Higdon has been hooked on running ever since he was a boy. A promising track career lay ahead of him when he was 16, but a doctor diagnosed what seemed a trivial ailment in Hal as far more serious—asthma. "You must never compete in sports for the rest of your life," the doctor warned, and Higdon didn't run again for more than a year. "I was psychologically demolished," he says.
At long last Higdon got different medical advice and began to run again. The scare and his inactivity had slowed him down considerably, but in 1957, at 26, he ran a 4:13.8 mile for the University of Chicago Track Club.
Two years later Higdon quit a desk job with The Kiwanis Magazine to become a free-lance writer and, aglow with new confidence, entered the 26-mile, 385-yard Boston Marathon for the first time. He stayed with the leaders most of the way, but toward the end he fell apart and failed to finish. Three years later he tried again, finished in 26th place and wrote his first bylined article for us about the experience (SI, April 15, 1963).
That article did more than merely entertain our readers. Before he got it, Crichton, then track editor, had done a little cautious middle-distance work. "But going 26 miles never seemed possible to me," he says, "until I edited Higdon's piece." Two years later Crichton himself entered the marathon as did his fellow staffers Walt Bingham and Gwil Brown. Higdon's article inspired others as well. "Since then I'll bet 50 people have come up to me in Boston," he says, "and told me they started because of it."

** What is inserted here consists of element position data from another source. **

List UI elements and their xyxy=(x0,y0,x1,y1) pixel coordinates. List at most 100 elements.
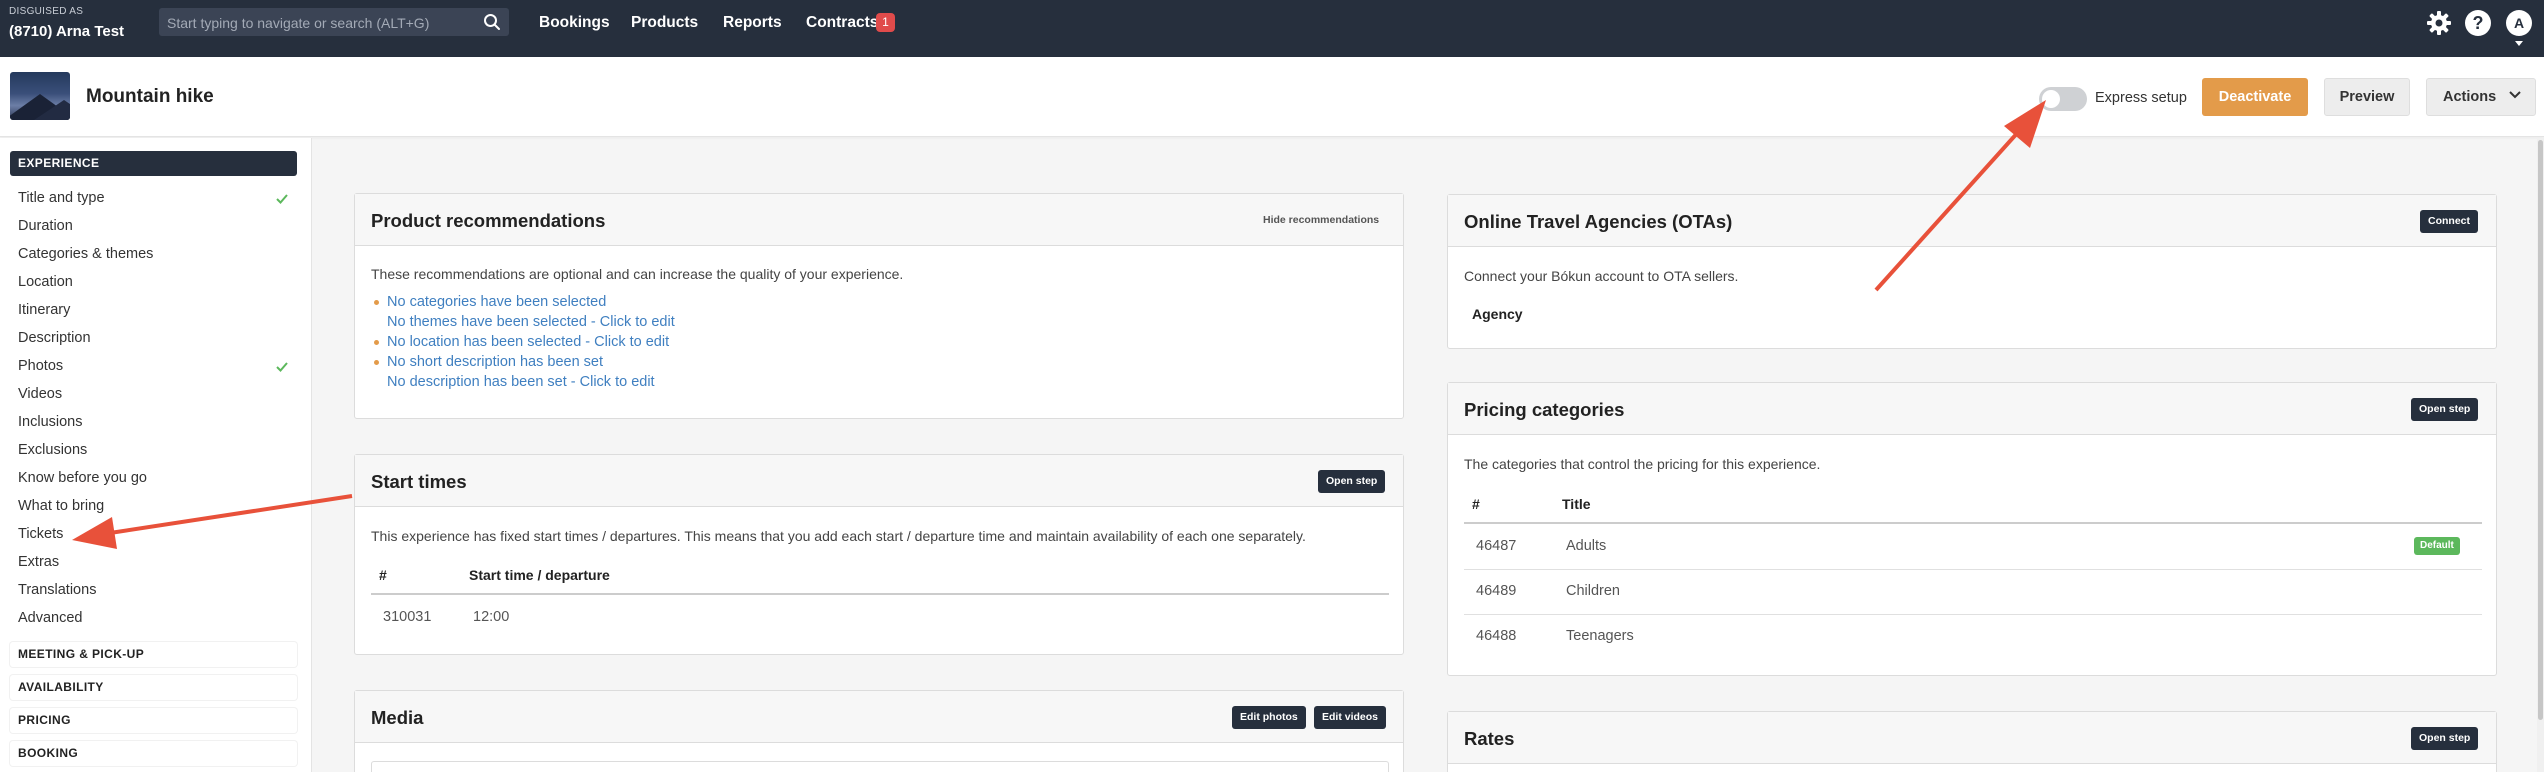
start-time-value: 12:00 xyxy=(473,609,510,625)
sidebar-section-availability[interactable]: AVAILABILITY xyxy=(10,675,297,700)
media-area xyxy=(371,761,1389,772)
sidebar-item-translations[interactable]: Translations xyxy=(18,582,96,598)
start-times-title: Start times xyxy=(371,471,467,492)
default-badge: Default xyxy=(2414,537,2460,555)
account-name[interactable]: (8710) Arna Test xyxy=(9,23,124,40)
card-header: Start times Open step xyxy=(355,455,1403,507)
sidebar-section-meeting-pickup[interactable]: MEETING & PICK-UP xyxy=(10,642,297,667)
chevron-down-icon[interactable] xyxy=(2515,41,2523,46)
search-input[interactable]: Start typing to navigate or search (ALT+… xyxy=(159,8,509,36)
start-times-description: This experience has fixed start times / … xyxy=(371,528,1306,544)
recommendation-item[interactable]: No location has been selected - Click to… xyxy=(387,334,669,350)
help-icon[interactable]: ? xyxy=(2465,10,2491,36)
express-setup-label: Express setup xyxy=(2095,90,2187,106)
actions-label: Actions xyxy=(2443,89,2497,105)
product-header: Mountain hike Express setup Deactivate P… xyxy=(0,57,2544,137)
pricing-categories-description: The categories that control the pricing … xyxy=(1464,456,1821,472)
open-step-button[interactable]: Open step xyxy=(2411,398,2479,421)
ota-description: Connect your Bókun account to OTA seller… xyxy=(1464,268,1739,284)
start-time-id: 310031 xyxy=(383,609,432,625)
media-card: Media Edit photos Edit videos xyxy=(354,690,1404,772)
category-title: Adults xyxy=(1566,538,1607,554)
sidebar-item-description[interactable]: Description xyxy=(18,330,91,346)
card-header: Product recommendations Hide recommendat… xyxy=(355,194,1403,246)
sidebar-item-inclusions[interactable]: Inclusions xyxy=(18,414,82,430)
actions-dropdown[interactable]: Actions xyxy=(2426,78,2536,116)
column-header-title: Title xyxy=(1562,496,1591,512)
category-id: 46487 xyxy=(1476,538,1517,554)
row-divider xyxy=(1464,614,2482,615)
chevron-down-icon xyxy=(2509,91,2521,99)
agency-column-header: Agency xyxy=(1472,306,1523,322)
rates-title: Rates xyxy=(1464,728,1515,749)
sidebar-section-booking[interactable]: BOOKING xyxy=(10,741,297,766)
sidebar-item-duration[interactable]: Duration xyxy=(18,218,73,234)
disguised-as-label: DISGUISED AS xyxy=(9,6,84,17)
sidebar-section-pricing[interactable]: PRICING xyxy=(10,708,297,733)
check-icon xyxy=(276,362,288,372)
check-icon xyxy=(276,194,288,204)
sidebar-item-title-and-type[interactable]: Title and type xyxy=(18,190,105,206)
recommendation-item[interactable]: No categories have been selected xyxy=(387,294,606,310)
table-divider xyxy=(1464,522,2482,524)
sidebar-item-videos[interactable]: Videos xyxy=(18,386,62,402)
express-setup-toggle[interactable] xyxy=(2039,87,2087,111)
search-icon[interactable] xyxy=(483,13,501,31)
scrollbar-thumb[interactable] xyxy=(2538,140,2543,720)
contracts-count-badge: 1 xyxy=(876,13,895,32)
edit-photos-button[interactable]: Edit photos xyxy=(1232,706,1306,729)
card-header: Pricing categories Open step xyxy=(1448,383,2496,435)
column-header-number: # xyxy=(1472,496,1480,512)
product-thumbnail xyxy=(10,72,70,120)
recommendations-card: Product recommendations Hide recommendat… xyxy=(354,193,1404,419)
deactivate-button[interactable]: Deactivate xyxy=(2202,78,2308,116)
sidebar-item-extras[interactable]: Extras xyxy=(18,554,59,570)
sidebar-item-advanced[interactable]: Advanced xyxy=(18,610,83,626)
category-title: Teenagers xyxy=(1566,628,1634,644)
nav-reports[interactable]: Reports xyxy=(723,14,782,32)
column-header-start-time: Start time / departure xyxy=(469,567,610,583)
nav-products[interactable]: Products xyxy=(631,14,698,32)
sidebar-item-know-before-you-go[interactable]: Know before you go xyxy=(18,470,147,486)
nav-bookings[interactable]: Bookings xyxy=(539,14,610,32)
card-header: Media Edit photos Edit videos xyxy=(355,691,1403,743)
recommendation-item[interactable]: No themes have been selected - Click to … xyxy=(387,314,675,330)
start-times-card: Start times Open step This experience ha… xyxy=(354,454,1404,655)
bullet-dot xyxy=(374,340,379,345)
rates-card: Rates Open step xyxy=(1447,711,2497,772)
bullet-dot xyxy=(374,360,379,365)
card-header: Online Travel Agencies (OTAs) Connect xyxy=(1448,195,2496,247)
hide-recommendations-link[interactable]: Hide recommendations xyxy=(1263,214,1379,226)
recommendations-title: Product recommendations xyxy=(371,210,606,231)
column-header-number: # xyxy=(379,567,387,583)
sidebar-item-what-to-bring[interactable]: What to bring xyxy=(18,498,104,514)
sidebar-section-experience[interactable]: EXPERIENCE xyxy=(10,151,297,176)
preview-button[interactable]: Preview xyxy=(2324,78,2410,116)
edit-videos-button[interactable]: Edit videos xyxy=(1314,706,1387,729)
avatar[interactable]: A xyxy=(2506,10,2532,36)
page-title: Mountain hike xyxy=(86,86,214,107)
sidebar-item-photos[interactable]: Photos xyxy=(18,358,63,374)
sidebar-item-tickets[interactable]: Tickets xyxy=(18,526,63,542)
recommendation-item[interactable]: No short description has been set xyxy=(387,354,603,370)
open-step-button[interactable]: Open step xyxy=(1318,470,1386,493)
ota-title: Online Travel Agencies (OTAs) xyxy=(1464,211,1733,232)
gear-icon[interactable] xyxy=(2425,9,2453,37)
sidebar: EXPERIENCE Title and type Duration Categ… xyxy=(0,138,312,772)
mountain-image-shape-2 xyxy=(34,100,70,120)
sidebar-item-itinerary[interactable]: Itinerary xyxy=(18,302,70,318)
sidebar-item-location[interactable]: Location xyxy=(18,274,73,290)
category-id: 46488 xyxy=(1476,628,1517,644)
top-navbar: DISGUISED AS (8710) Arna Test Start typi… xyxy=(0,0,2544,57)
table-divider xyxy=(371,593,1389,595)
sidebar-item-categories-themes[interactable]: Categories & themes xyxy=(18,246,153,262)
recommendation-item[interactable]: No description has been set - Click to e… xyxy=(387,374,655,390)
category-title: Children xyxy=(1566,583,1620,599)
open-step-button[interactable]: Open step xyxy=(2411,727,2479,750)
sidebar-item-exclusions[interactable]: Exclusions xyxy=(18,442,87,458)
nav-contracts[interactable]: Contracts xyxy=(806,14,878,32)
search-placeholder: Start typing to navigate or search (ALT+… xyxy=(167,15,430,31)
bullet-dot xyxy=(374,300,379,305)
connect-button[interactable]: Connect xyxy=(2420,210,2478,233)
media-title: Media xyxy=(371,707,424,728)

After that the Higdon-Crichton rivalry became a regular feature of the Boston Patriot's Day event, though probably nobody but Crichton and Higdon was aware of it. In 1966 Crichton passed Higdon at the 17-mile mark. "About three-quarters of a mile farther on," Crichton says gleefully, "Higdon passed me. Then I passed him again, and finally he passed me, but by that time he was riding in a bus with a leg injury."

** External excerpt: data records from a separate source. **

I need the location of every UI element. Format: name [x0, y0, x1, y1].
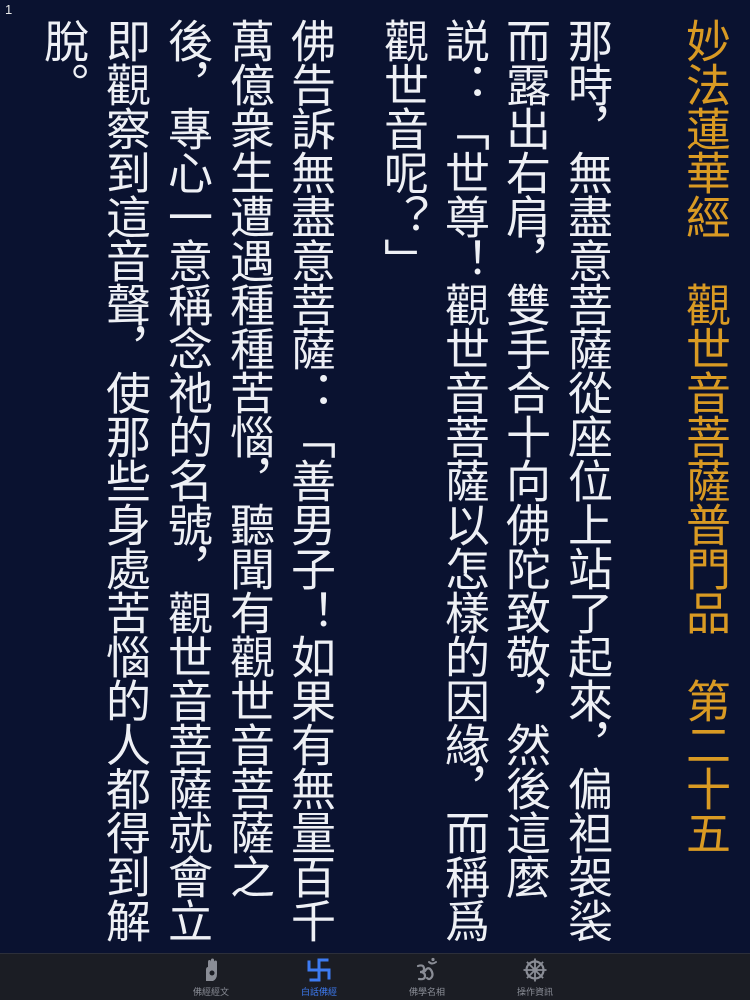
hand-icon [206, 958, 217, 981]
tab-operation-info[interactable]: 操作資訊 [490, 954, 580, 1000]
tab-buddhist-terms[interactable]: 佛學名相 [382, 954, 472, 1000]
scripture-column-1: 那時，無盡意菩薩從座位上站了起來，偏袒袈裟 [560, 18, 613, 942]
scripture-column-3: 説：「世尊！觀世音菩薩以怎樣的因緣，而稱爲 [437, 18, 490, 942]
tab-label: 白話佛經 [300, 988, 337, 998]
tab-label: 操作資訊 [516, 988, 553, 998]
scripture-column-5: 佛告訴無盡意菩薩：「善男子！如果有無量百千 [283, 18, 336, 942]
scripture-column-6: 萬億衆生遭遇種種苦惱，聽聞有觀世音菩薩之 [222, 18, 275, 898]
page-number: 1 [5, 2, 13, 17]
tab-vernacular-sutra[interactable]: 白話佛經 [274, 954, 364, 1000]
scripture-column-8: 即觀察到這音聲，使那些身處苦惱的人都得到解 [98, 18, 151, 942]
scripture-column-9: 脫。 [36, 18, 89, 106]
scripture-column-4: 觀世音呢？」 [376, 18, 429, 282]
tab-label: 佛經經文 [192, 988, 229, 998]
scripture-column-7: 後，專心一意稱念祂的名號，觀世音菩薩就會立 [160, 18, 213, 942]
tab-sutra-text[interactable]: 佛經經文 [166, 954, 256, 1000]
tab-label: 佛學名相 [408, 988, 445, 998]
dharma-wheel-icon [523, 958, 547, 982]
scripture-title: 妙法蓮華經 觀世音菩薩普門品 第二十五 [678, 18, 731, 854]
om-icon [416, 957, 437, 981]
scripture-column-2: 而露出右肩，雙手合十向佛陀致敬，然後這麼 [498, 18, 551, 898]
bottom-tab-bar: 佛經經文 白話佛經 佛學名相 操作資訊 [0, 953, 750, 1000]
swastika-icon [307, 958, 331, 982]
scripture-reader[interactable]: 妙法蓮華經 觀世音菩薩普門品 第二十五 那時，無盡意菩薩從座位上站了起來，偏袒袈… [20, 8, 740, 948]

In the 1968 race Crichton caught Higdon at the 21-mile mark. "I pulled up next to this guy," Crichton says, "and I was so blurry-eyed I didn't even see it was Higdon. We'd suffered together and we both had cramps. Finally, with 300 yards to go, Hal said, 'Let's catch that guy in green.' I said, 'Hell, I can't make it. Haven't we got a good enough story for the papers already—WRITER AND EDITOR CROSS THE FINISH LINE TOGETHER?' But Higdon took off and beat me by 50 yards. I didn't talk to him for months after that."

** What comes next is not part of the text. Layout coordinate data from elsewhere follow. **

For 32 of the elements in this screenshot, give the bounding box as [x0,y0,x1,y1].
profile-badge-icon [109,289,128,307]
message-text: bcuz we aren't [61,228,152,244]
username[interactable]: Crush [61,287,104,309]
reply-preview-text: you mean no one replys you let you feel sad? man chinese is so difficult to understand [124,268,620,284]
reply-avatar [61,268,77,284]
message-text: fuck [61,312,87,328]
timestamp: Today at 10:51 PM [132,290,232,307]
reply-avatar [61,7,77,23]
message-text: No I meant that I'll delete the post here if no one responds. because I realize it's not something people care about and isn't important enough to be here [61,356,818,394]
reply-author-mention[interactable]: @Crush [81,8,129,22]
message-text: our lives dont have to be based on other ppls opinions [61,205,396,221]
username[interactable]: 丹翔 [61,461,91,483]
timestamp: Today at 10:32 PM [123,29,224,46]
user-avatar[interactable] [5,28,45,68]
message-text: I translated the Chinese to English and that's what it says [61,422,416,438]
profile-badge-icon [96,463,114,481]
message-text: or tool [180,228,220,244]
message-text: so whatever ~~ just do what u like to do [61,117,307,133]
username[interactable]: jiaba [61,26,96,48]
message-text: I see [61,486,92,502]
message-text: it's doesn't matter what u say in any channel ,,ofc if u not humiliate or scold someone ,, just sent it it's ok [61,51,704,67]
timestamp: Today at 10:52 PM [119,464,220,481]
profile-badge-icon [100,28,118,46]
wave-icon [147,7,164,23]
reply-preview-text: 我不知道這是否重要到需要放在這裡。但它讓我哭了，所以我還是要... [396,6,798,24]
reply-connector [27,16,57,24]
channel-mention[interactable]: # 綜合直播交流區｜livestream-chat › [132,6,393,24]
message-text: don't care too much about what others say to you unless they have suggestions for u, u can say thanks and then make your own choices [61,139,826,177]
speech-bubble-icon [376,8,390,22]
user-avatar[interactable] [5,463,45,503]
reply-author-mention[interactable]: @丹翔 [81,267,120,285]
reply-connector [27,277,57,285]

Higdon has written magazine articles on many subjects, ranging from ecology to business, and a number of books. He is one of the few authors we have who actually goes through the races he writes about for us, and we hope he goes on doing it. Meanwhile, we are considering what to do about his recent statement that "SI should give me a medal of valor for even entering a walking race."
An editor rampant on a field of cobblestones, perhaps?